Silver Charm's trainer, Bob Baffert, arrived in Dubai at dawn yesterday and within half an hour of touching down was trackside at Nad El Sheba to see his pride and joy canter a steady lap of the course under his work- rider, Pepe Argon. The four-year-old Silver Buck colt, who has bloomed in the Dubai sunshine, will step up a gear this morning.

Baffert, 45, a former history teacher, was brought up on his parents' horse and cattle ranch in Nogales, southern Arizona and has not previously been out of the States. Like his rather better-known colleague D Wayne Lukas he cut his teeth on quarter-horse racing, first at local county fairs and later the top Californian tracks, and conspicuous success with the two-furlong flyers prompted backing for a move to thoroughbreds 10 years ago. In 1992 his Thirty Slews won the Breeders' Cup Sprint at Gulfstream and Baffert has not looked back.

In 1996 his first Kentucky Derby runner, Cavonnier, was beaten a few inches; Silver Charm was his second. He prides himself that his horses are rarely expensive or particularly blue-blooded, and Silver Charm, a Florida-bred sold for $16,500 as a yearling, is no exception.
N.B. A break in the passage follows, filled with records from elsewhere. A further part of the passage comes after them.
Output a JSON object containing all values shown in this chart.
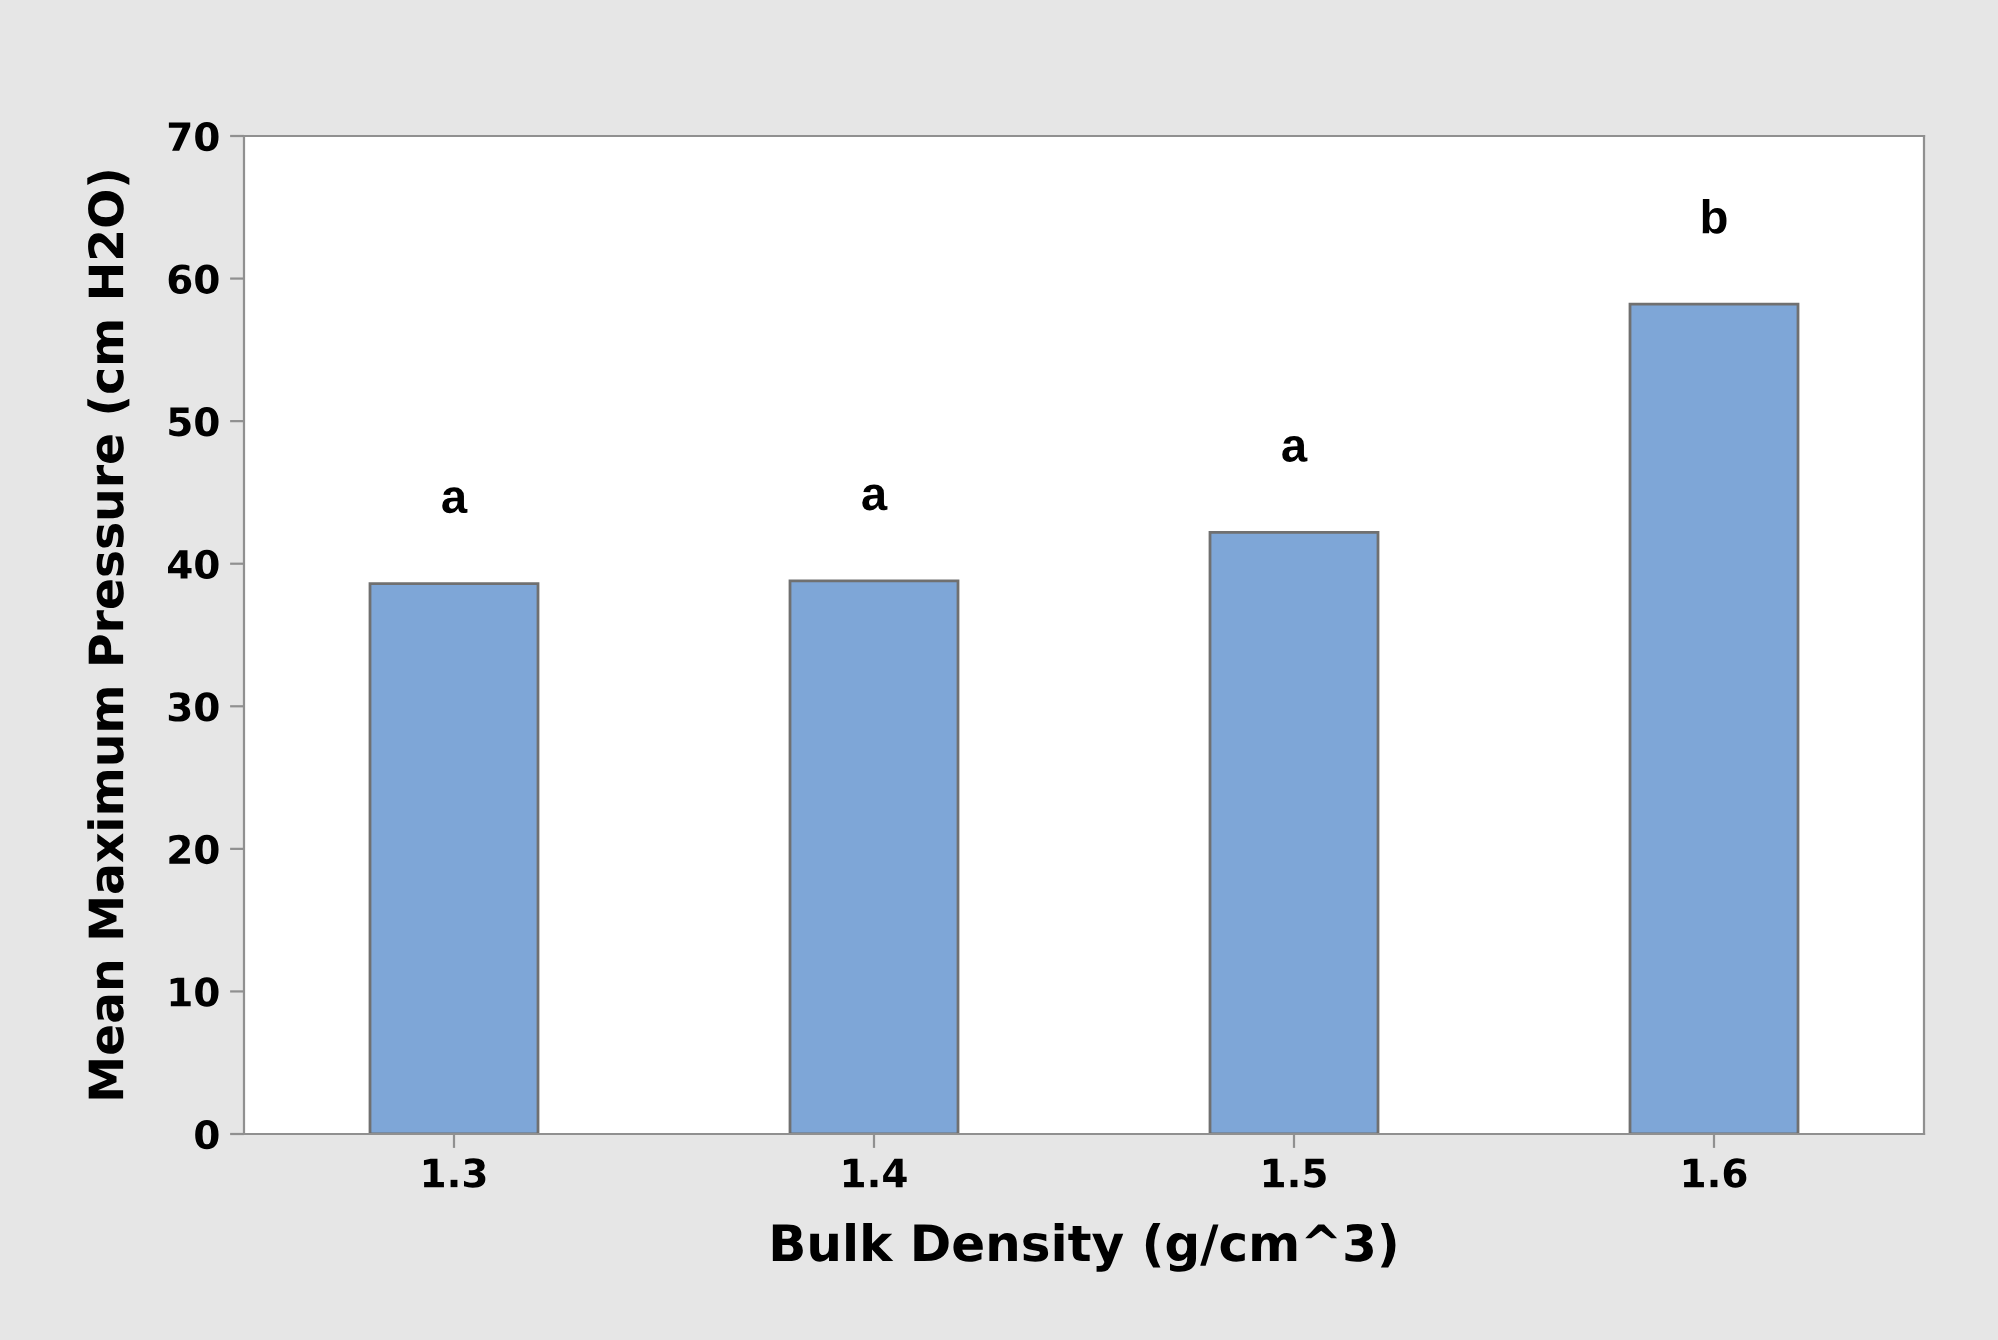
{
  "chart_data": {
    "type": "bar",
    "xlabel": "Bulk Density (g/cm^3)",
    "ylabel": "Mean Maximum Pressure (cm H2O)",
    "categories": [
      "1.3",
      "1.4",
      "1.5",
      "1.6"
    ],
    "values": [
      38.6,
      38.8,
      42.2,
      58.2
    ],
    "color": "#7ea6d7",
    "ylim": [
      0,
      70
    ],
    "yticks": [
      0,
      10,
      20,
      30,
      40,
      50,
      60,
      70
    ],
    "grid": false,
    "annotations": [
      {
        "text": "a",
        "x": "1.3",
        "y": 38.6
      },
      {
        "text": "a",
        "x": "1.4",
        "y": 38.8
      },
      {
        "text": "a",
        "x": "1.5",
        "y": 42.2
      },
      {
        "text": "b",
        "x": "1.6",
        "y": 58.2
      }
    ]
  }
}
He describes himself as an "ordinary Joe", and prefers beer to champagne, which is probably just as well, as Silver Charm's 72-year-old owner, Bob Lewis, is chairman of a company that ships Budweiser to watering holes throughout the West Coast.
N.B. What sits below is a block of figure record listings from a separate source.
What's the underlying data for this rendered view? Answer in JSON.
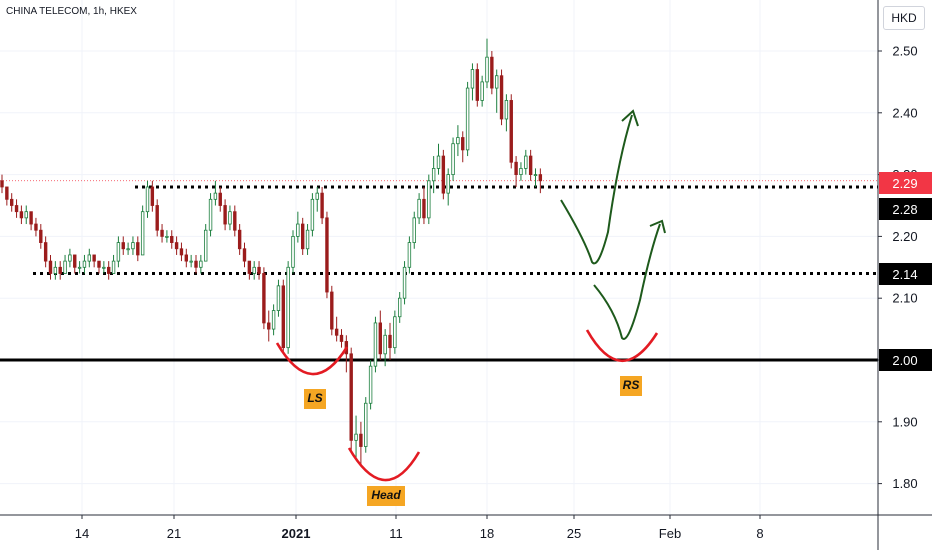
{
  "header": {
    "symbol_line": "CHINA TELECOM, 1h, HKEX",
    "currency": "HKD"
  },
  "chart_data": {
    "type": "candlestick",
    "symbol": "CHINA TELECOM",
    "interval": "1h",
    "exchange": "HKEX",
    "currency": "HKD",
    "ylim": [
      1.76,
      2.55
    ],
    "y_ticks": [
      1.8,
      1.9,
      2.0,
      2.1,
      2.2,
      2.3,
      2.4,
      2.5
    ],
    "y_tick_labels": [
      "1.80",
      "1.90",
      "2.00",
      "2.10",
      "2.20",
      "2.30",
      "2.40",
      "2.50"
    ],
    "x_tick_labels": [
      "14",
      "21",
      "2021",
      "11",
      "18",
      "25",
      "Feb",
      "8"
    ],
    "price_tags": [
      {
        "label": "2.29",
        "value": 2.29,
        "color": "#f23645",
        "text_color": "#ffffff"
      },
      {
        "label": "2.28",
        "value": 2.28,
        "color": "#000000",
        "text_color": "#ffffff"
      },
      {
        "label": "2.14",
        "value": 2.14,
        "color": "#000000",
        "text_color": "#ffffff"
      },
      {
        "label": "2.00",
        "value": 2.0,
        "color": "#000000",
        "text_color": "#ffffff"
      }
    ],
    "last_price": 2.29,
    "horizontal_levels": [
      {
        "value": 2.28,
        "style": "dotted"
      },
      {
        "value": 2.14,
        "style": "dotted"
      },
      {
        "value": 2.0,
        "style": "solid"
      }
    ],
    "annotations": [
      {
        "label": "LS",
        "meaning": "left shoulder"
      },
      {
        "label": "Head",
        "meaning": "head"
      },
      {
        "label": "RS",
        "meaning": "right shoulder"
      }
    ],
    "candles": [
      [
        2.29,
        2.3,
        2.27,
        2.28
      ],
      [
        2.28,
        2.28,
        2.25,
        2.26
      ],
      [
        2.26,
        2.27,
        2.24,
        2.25
      ],
      [
        2.25,
        2.26,
        2.23,
        2.24
      ],
      [
        2.24,
        2.25,
        2.22,
        2.23
      ],
      [
        2.23,
        2.25,
        2.22,
        2.24
      ],
      [
        2.24,
        2.24,
        2.21,
        2.22
      ],
      [
        2.22,
        2.23,
        2.2,
        2.21
      ],
      [
        2.21,
        2.22,
        2.18,
        2.19
      ],
      [
        2.19,
        2.2,
        2.15,
        2.16
      ],
      [
        2.16,
        2.17,
        2.13,
        2.14
      ],
      [
        2.14,
        2.16,
        2.13,
        2.15
      ],
      [
        2.15,
        2.16,
        2.13,
        2.14
      ],
      [
        2.14,
        2.17,
        2.14,
        2.16
      ],
      [
        2.16,
        2.18,
        2.15,
        2.17
      ],
      [
        2.17,
        2.17,
        2.14,
        2.15
      ],
      [
        2.15,
        2.16,
        2.14,
        2.15
      ],
      [
        2.15,
        2.17,
        2.14,
        2.16
      ],
      [
        2.16,
        2.18,
        2.15,
        2.17
      ],
      [
        2.17,
        2.17,
        2.15,
        2.16
      ],
      [
        2.16,
        2.16,
        2.14,
        2.15
      ],
      [
        2.15,
        2.16,
        2.14,
        2.15
      ],
      [
        2.15,
        2.16,
        2.13,
        2.14
      ],
      [
        2.14,
        2.17,
        2.14,
        2.16
      ],
      [
        2.16,
        2.2,
        2.15,
        2.19
      ],
      [
        2.19,
        2.2,
        2.17,
        2.18
      ],
      [
        2.18,
        2.19,
        2.17,
        2.18
      ],
      [
        2.18,
        2.2,
        2.17,
        2.19
      ],
      [
        2.19,
        2.2,
        2.16,
        2.17
      ],
      [
        2.17,
        2.25,
        2.17,
        2.24
      ],
      [
        2.24,
        2.29,
        2.23,
        2.28
      ],
      [
        2.28,
        2.29,
        2.24,
        2.25
      ],
      [
        2.25,
        2.26,
        2.2,
        2.21
      ],
      [
        2.21,
        2.22,
        2.19,
        2.2
      ],
      [
        2.2,
        2.21,
        2.19,
        2.2
      ],
      [
        2.2,
        2.21,
        2.18,
        2.19
      ],
      [
        2.19,
        2.2,
        2.17,
        2.18
      ],
      [
        2.18,
        2.19,
        2.16,
        2.17
      ],
      [
        2.17,
        2.18,
        2.15,
        2.16
      ],
      [
        2.16,
        2.17,
        2.15,
        2.16
      ],
      [
        2.16,
        2.17,
        2.14,
        2.15
      ],
      [
        2.15,
        2.17,
        2.14,
        2.16
      ],
      [
        2.16,
        2.22,
        2.16,
        2.21
      ],
      [
        2.21,
        2.27,
        2.2,
        2.26
      ],
      [
        2.26,
        2.29,
        2.25,
        2.27
      ],
      [
        2.27,
        2.28,
        2.24,
        2.25
      ],
      [
        2.25,
        2.26,
        2.21,
        2.22
      ],
      [
        2.22,
        2.25,
        2.21,
        2.24
      ],
      [
        2.24,
        2.25,
        2.2,
        2.21
      ],
      [
        2.21,
        2.22,
        2.17,
        2.18
      ],
      [
        2.18,
        2.19,
        2.15,
        2.16
      ],
      [
        2.16,
        2.16,
        2.13,
        2.14
      ],
      [
        2.14,
        2.16,
        2.13,
        2.15
      ],
      [
        2.15,
        2.16,
        2.13,
        2.14
      ],
      [
        2.14,
        2.15,
        2.05,
        2.06
      ],
      [
        2.06,
        2.08,
        2.03,
        2.05
      ],
      [
        2.05,
        2.09,
        2.04,
        2.08
      ],
      [
        2.08,
        2.13,
        2.07,
        2.12
      ],
      [
        2.12,
        2.13,
        2.01,
        2.02
      ],
      [
        2.02,
        2.16,
        2.01,
        2.15
      ],
      [
        2.15,
        2.21,
        2.14,
        2.2
      ],
      [
        2.2,
        2.24,
        2.19,
        2.22
      ],
      [
        2.22,
        2.23,
        2.17,
        2.18
      ],
      [
        2.18,
        2.22,
        2.17,
        2.21
      ],
      [
        2.21,
        2.27,
        2.2,
        2.26
      ],
      [
        2.26,
        2.28,
        2.24,
        2.27
      ],
      [
        2.27,
        2.28,
        2.22,
        2.23
      ],
      [
        2.23,
        2.24,
        2.1,
        2.11
      ],
      [
        2.11,
        2.12,
        2.04,
        2.05
      ],
      [
        2.05,
        2.07,
        2.03,
        2.04
      ],
      [
        2.04,
        2.05,
        2.02,
        2.03
      ],
      [
        2.03,
        2.04,
        1.98,
        2.01
      ],
      [
        2.01,
        2.02,
        1.85,
        1.87
      ],
      [
        1.87,
        1.91,
        1.84,
        1.88
      ],
      [
        1.88,
        1.9,
        1.83,
        1.86
      ],
      [
        1.86,
        1.94,
        1.85,
        1.93
      ],
      [
        1.93,
        2.0,
        1.92,
        1.99
      ],
      [
        1.99,
        2.07,
        1.98,
        2.06
      ],
      [
        2.06,
        2.08,
        2.0,
        2.01
      ],
      [
        2.01,
        2.05,
        1.99,
        2.04
      ],
      [
        2.04,
        2.06,
        2.0,
        2.02
      ],
      [
        2.02,
        2.08,
        2.01,
        2.07
      ],
      [
        2.07,
        2.11,
        2.06,
        2.1
      ],
      [
        2.1,
        2.16,
        2.09,
        2.15
      ],
      [
        2.15,
        2.2,
        2.14,
        2.19
      ],
      [
        2.19,
        2.24,
        2.18,
        2.23
      ],
      [
        2.23,
        2.27,
        2.22,
        2.26
      ],
      [
        2.26,
        2.28,
        2.22,
        2.23
      ],
      [
        2.23,
        2.3,
        2.22,
        2.29
      ],
      [
        2.29,
        2.33,
        2.27,
        2.31
      ],
      [
        2.31,
        2.35,
        2.3,
        2.33
      ],
      [
        2.33,
        2.34,
        2.26,
        2.27
      ],
      [
        2.27,
        2.31,
        2.25,
        2.3
      ],
      [
        2.3,
        2.36,
        2.29,
        2.35
      ],
      [
        2.35,
        2.38,
        2.33,
        2.36
      ],
      [
        2.36,
        2.37,
        2.32,
        2.34
      ],
      [
        2.34,
        2.45,
        2.33,
        2.44
      ],
      [
        2.44,
        2.48,
        2.42,
        2.47
      ],
      [
        2.47,
        2.48,
        2.41,
        2.42
      ],
      [
        2.42,
        2.46,
        2.41,
        2.45
      ],
      [
        2.45,
        2.52,
        2.44,
        2.49
      ],
      [
        2.49,
        2.5,
        2.43,
        2.44
      ],
      [
        2.44,
        2.47,
        2.4,
        2.46
      ],
      [
        2.46,
        2.47,
        2.38,
        2.39
      ],
      [
        2.39,
        2.43,
        2.37,
        2.42
      ],
      [
        2.42,
        2.43,
        2.31,
        2.32
      ],
      [
        2.32,
        2.33,
        2.28,
        2.3
      ],
      [
        2.3,
        2.32,
        2.29,
        2.31
      ],
      [
        2.31,
        2.34,
        2.3,
        2.33
      ],
      [
        2.33,
        2.34,
        2.29,
        2.3
      ],
      [
        2.3,
        2.31,
        2.28,
        2.3
      ],
      [
        2.3,
        2.31,
        2.27,
        2.29
      ]
    ]
  }
}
Baffert, approachable and extrovert, may take his job seriously (and his results show that he does) but eases off where the rest of life is concerned. He once wore a plastic pumpkin on his head into the winner's circle on a Hallowe'en night (and his four children are named Taylor, Forest, Canyon and Savannah) and one certainty about this year's sandfest is that he will enjoy the traditional fancy dress "Arabian Nights" desert party that Sheikh Mohammed and the World Cup committee lay on for their guests.

Silver Charm, due to be partnered by Gary Stevens, will have 10 opponents, including four of the first seven home in the Arc, in the $4m (pounds 2.m) 10- furlong Group One contest; his compatriots Behrens - whose jockey Jerry Bailey has ridden both the previous winners - and Malek; the Sheikh's locally trained Godolphin pair Predappio, second favourite on the strength of his progressive form and local knowledge, and Swain; Loup Sauvage from France; Ireland's reliable Oscar Schindler; the up-and-coming Germans Oxalagu and Borgia; the ubiquitous globetrotter Luso, Britain's sole representative; and the rank outsider from Japan, Kyoto City. Peintre Celebre apart, and the race was never on his schedule, it is as representative a field of older horses as could be mustered from Europe. But dirt runners from the States have had an overwhelming advantage so far.

Closer to home, attention switches to Flat racing this week as Doncaster stages the traditional launch of the turf season, but what the Lincoln Handicap lacks in glamour it makes up for in history. Saturday's running of the mile cavalry charge will be the 145th, but a new twist to a race often decided by the luck of the draw will be that connections will be able to choose their own stall in an order decided by ballot at a public ceremony on Tuesday.